Enjoying the outdoors has always been an important part of my life in Cape Breton. The island’s natural beauty is its greatest asset and it’s all so accessible. My children grew up hiking, camping, swimming and exploring – that’s how we spent our family time. Over the years I wrote other books (hiking and travel guides) and those projects provided me with a familiarity with the island’s geography as well as a deep appreciation for its natural aspects. The fascination has stayed with me and probably always will.
You worked with Dr. Jim Foulds (on natural heritage facets) and Ken Donovan (who wrote about shipbuilding and ferries) to create a book that looks at water from many varied perspectives. What can you tell us about that collaboration?
Collaborating on a book was a new experience for me, and I was a little nervous at first because Jim and Ken are both highly qualified in their fields. I felt a little out of my depth. But once I realized how reassuring it was to have their expert input, writing the book became easier for me. They were both very congenial to work with and their contributions made the book so much more informative and interesting than I could have accomplished on my own. Also, the photographer, Barry Morrison, was an important member of the collaboration, as his beautiful photos added the finishing touch.
What is unusual about this book on water is it looks at its subject from so many perspectives: geologic, ecologic, anthropological, historic and sociological. What do readers gain when so many ways of understanding these waterways come together?
By learning more about the geology of our island, we can’t help but gain a better appreciation for our natural surroundings. When we realize that these waterways resulted from geological activity that took place 500 million years ago, it puts their existence into perspective and makes us want to protect and preserve them.
From the human history viewpoint, the fact that these waterways were vital to human existence right from the beginning is incredible. Archaeological evidence found in Ingonish in the 1970s proves the existence of Paleo-Indians, or their descendants the Archaic peoples, on Cape Breton Island at least 2,500 years ago and possibly as long as 9,000 years ago!

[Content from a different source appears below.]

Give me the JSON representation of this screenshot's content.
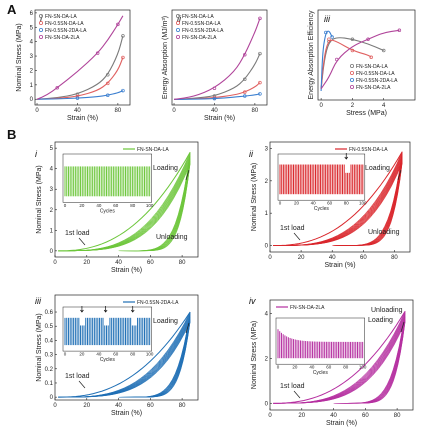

The waterways were also vital to the European pioneers who began settling here in the 1600s. I think when we look at the waterways from these aspects (geological, historical, anthropological, etc.) we don’t just see a body of water, but a living link that connects the past, present and hopefully the future.
In your research, what did you learn that surprised you most?
I was truly surprised by what I learned about the island’s geology. I didn’t have a true appreciation for just how long ago these rivers, valleys and lakes were formed. For example, the Mira River Valley resulted from 320-million-year-old Carboniferous and 500-million-year-old Cambrian and Precambrian formations. 340 million years ago, the Middle River watershed was at the bottom of the ‘Windsor Sea.’ These facts were revelations to me.
My favourite learning experience writing the book was the story of the wood turtle, an endangered species found in very few places in Nova Scotia, one place being a protected area along the River Inhabitants. These turtles are so adorable that people will often pick them up and take them home for pets. It takes 15 years for a wood turtle to mature and breed, and some live for over 30 years in the wild. The removal of even one adult female turtle can be disastrous.
You say in the Introduction that your intent is to “entertain as well as to inform.” Can you tell us a bit about why this entertainment aspect is important to you?
Not everyone is able to get out and enjoy a walk along a river or a canoe trip on a lake. One of my hopes for the book is that it will provide people with an opportunity to enjoy these beautiful places just by reading about them and seeing the photos. We subtitled the book “A Casual Reference” to highlight the fact that it is not a guidebook and not intended to be used only by those who are able to go out hiking, fishing and boating.
We want it to be a book that everyone can enjoy, including armchair explorers, and hopefully they will learn a little something along the way. As I said before, I believe the more all of us know about our natural surroundings, the more we appreciate them and see the value in protecting them.